Maybe they have dug in for purely emotional reasons now, and need some shareholders to set them straight. Or maybe there even are enough shareholders that value behaving ethically more than money. There’s no law of either governments, physics, or human behavior that prohibits that.
I guess there is a tradition of deference to corporate leadership, especially among institutional investors. But there have been cracks in that consensus, with for example Blackrock (the largest of them) making more noises wrt such issues (trade in weapons, climate change, etc).
>I am surprised they keep at it despite the bad PR it has already caused.

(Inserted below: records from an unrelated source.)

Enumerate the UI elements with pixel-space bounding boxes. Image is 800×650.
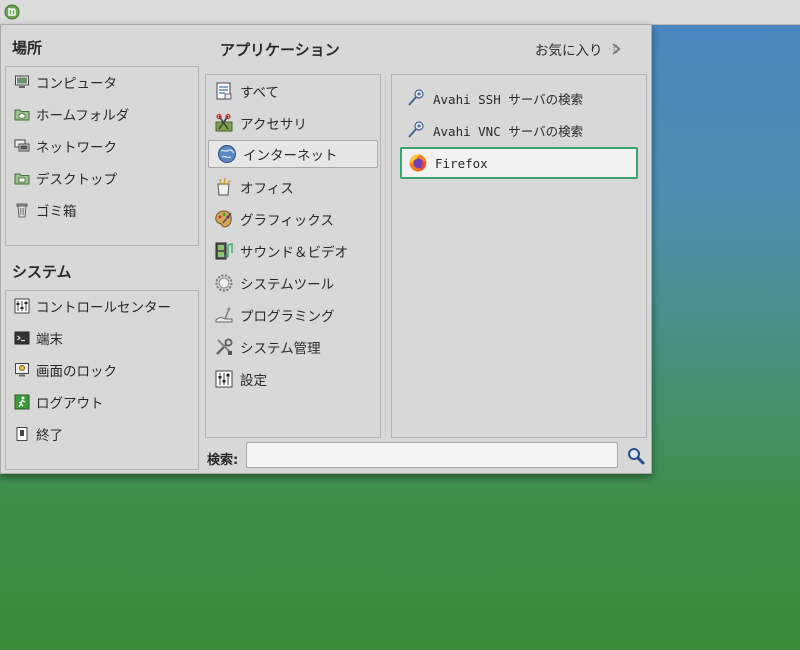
category-label: グラフィックス [240,213,334,229]
places-item-label: ゴミ箱 [36,204,77,220]
logout-icon [13,394,30,411]
internet-globe-icon [216,143,238,165]
places-item-label: ネットワーク [36,140,117,156]
network-icon [13,138,30,155]
app-firefox[interactable]: Firefox [400,147,638,179]
system-item-shutdown[interactable]: 終了 [6,421,198,447]
app-avahi-vnc[interactable]: Avahi VNC サーバの検索 [400,116,638,144]
system-item-label: 端末 [36,332,63,348]
firefox-icon [408,153,428,173]
category-label: システムツール [240,277,335,293]
places-title: 場所 [12,39,43,57]
category-label: インターネット [243,148,338,164]
favorites-label: お気に入り [535,43,603,59]
search-label: 検索: [207,453,239,468]
accessories-icon [213,112,235,134]
office-icon [213,176,235,198]
places-item-desktop[interactable]: デスクトップ [6,165,198,191]
category-programming[interactable]: プログラミング [206,302,380,328]
graphics-palette-icon [213,208,235,230]
places-item-label: ホームフォルダ [36,108,130,124]
lock-screen-icon [13,362,30,379]
sound-video-icon [213,240,235,262]
app-label: Firefox [435,155,488,171]
system-admin-tools-icon [213,336,235,358]
system-tools-gear-icon [213,272,235,294]
control-center-icon [13,298,30,315]
desktop-folder-icon [13,170,30,187]
places-item-label: デスクトップ [36,172,117,188]
system-item-label: 画面のロック [36,364,117,380]
category-settings[interactable]: 設定 [206,366,380,392]
category-system-tools[interactable]: システムツール [206,270,380,296]
places-item-computer[interactable]: コンピュータ [6,69,198,95]
mint-menu-icon[interactable] [4,4,20,20]
system-title: システム [12,263,72,281]
category-label: アクセサリ [240,117,307,133]
places-item-label: コンピュータ [36,76,117,92]
system-item-control-center[interactable]: コントロールセンター [6,293,198,319]
system-list: コントロールセンター 端末 画面のロック ログアウト 終了 [5,290,199,470]
settings-icon [213,368,235,390]
system-item-lock-screen[interactable]: 画面のロック [6,357,198,383]
column-divider [385,75,386,437]
category-label: サウンド＆ビデオ [240,245,348,261]
app-label: Avahi VNC サーバの検索 [433,123,584,139]
category-internet[interactable]: インターネット [208,140,378,168]
arrow-right-icon [608,43,621,55]
category-label: 設定 [240,373,267,389]
applications-title: アプリケーション [220,41,340,59]
system-item-label: 終了 [36,428,63,444]
category-label: プログラミング [240,309,335,325]
search-icon[interactable] [627,447,645,465]
top-panel [0,0,800,25]
category-accessories[interactable]: アクセサリ [206,110,380,136]
category-label: すべて [240,85,280,101]
search-input[interactable] [246,442,618,468]
category-sound-video[interactable]: サウンド＆ビデオ [206,238,380,264]
programming-icon [213,304,235,326]
category-office[interactable]: オフィス [206,174,380,200]
app-label: Avahi SSH サーバの検索 [433,91,584,107]
system-item-label: ログアウト [36,396,104,412]
computer-icon [13,74,30,91]
category-list: すべて アクセサリ インターネット オフィス グラフィックス サウンド＆ビデオ … [205,74,381,438]
category-system-admin[interactable]: システム管理 [206,334,380,360]
avahi-ssh-icon [406,88,426,108]
places-item-trash[interactable]: ゴミ箱 [6,197,198,223]
places-item-home[interactable]: ホームフォルダ [6,101,198,127]
application-list: Avahi SSH サーバの検索 Avahi VNC サーバの検索 Firefo… [391,74,647,438]
category-label: オフィス [240,181,294,197]
category-all[interactable]: すべて [206,78,380,104]
avahi-vnc-icon [406,120,426,140]
favorites-button[interactable]: お気に入り [535,39,624,59]
system-item-label: コントロールセンター [36,300,171,316]
app-avahi-ssh[interactable]: Avahi SSH サーバの検索 [400,84,638,112]
terminal-icon [13,330,30,347]
home-folder-icon [13,106,30,123]
all-apps-icon [213,80,235,102]
system-item-logout[interactable]: ログアウト [6,389,198,415]
application-menu: 場所 コンピュータ ホームフォルダ ネットワーク デスクトップ ゴミ箱 システム… [0,25,652,474]
trash-icon [13,202,30,219]
category-label: システム管理 [240,341,321,357]
places-item-network[interactable]: ネットワーク [6,133,198,159]
shutdown-icon [13,426,30,443]
category-graphics[interactable]: グラフィックス [206,206,380,232]
system-item-terminal[interactable]: 端末 [6,325,198,351]
places-list: コンピュータ ホームフォルダ ネットワーク デスクトップ ゴミ箱 [5,66,199,246]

Americans do not care about privacy or security in any mass sense. They will let the country fall to a total surveillance state with without even batting an eye, put wiretaps right in their homes so they can set timers for their lasanga, all for 'convenience'. Amazon's 'bad PR' doesn't effect them in the slightest and Americans have already forgotten about their past issues with facial recognition, except a small percentage of techies that visit sites like this, not any majority of society.
I think people underestimate the potential benefits of being a good partner to the Dept of Defense. While facial recognition maybe a rounding error in Amazon's revenue, there are large cloud infrastructure contracts that could be won with the DoD. This sort of partnership on FR could build trust and position Amazon as a willing (and front-running) partner for the DoD (and its many challenges in modernizing data centers and migrating to the cloud).
Facial recognition is key to some of their projects — say, verifying who uses a security badge or (possibly) things like the Go store to match you with your account.
It’s also ignoring the generally silent shareholders who want Amazon to develop such technologies, who want them to have government contracts, etc. Or who view Amazon managing such a service in the open and where we can discuss it as superior to someone like Palantir doing the same, and don’t believe it’s possible to restrict all companies from developing that technology — particularly those less open to public pressure or oversight.
You’re assuming a vocal cohort of anti-American, uninformed activists represent the majority of Amazon shares — and I don’t think they do.
Frankly, if BlackRock drops weapons trade, I’ll drop my iShares: that would be them failing to represent me as my fiduciary.
Amazon has no real future in physical retail and facial recognition would be crap at ensuring the security of your premises. You would be better off paying a person to verify a badge with a picture. Fewer false positives and not fooled by changes in facial hair.
As a matter of principle, most public companies object against all shareholder ballot initiatives, and then recommend against them in the proxy statement. It’s just generally believed to be poor practice to let annual meetings turn into a general election on how to run the company.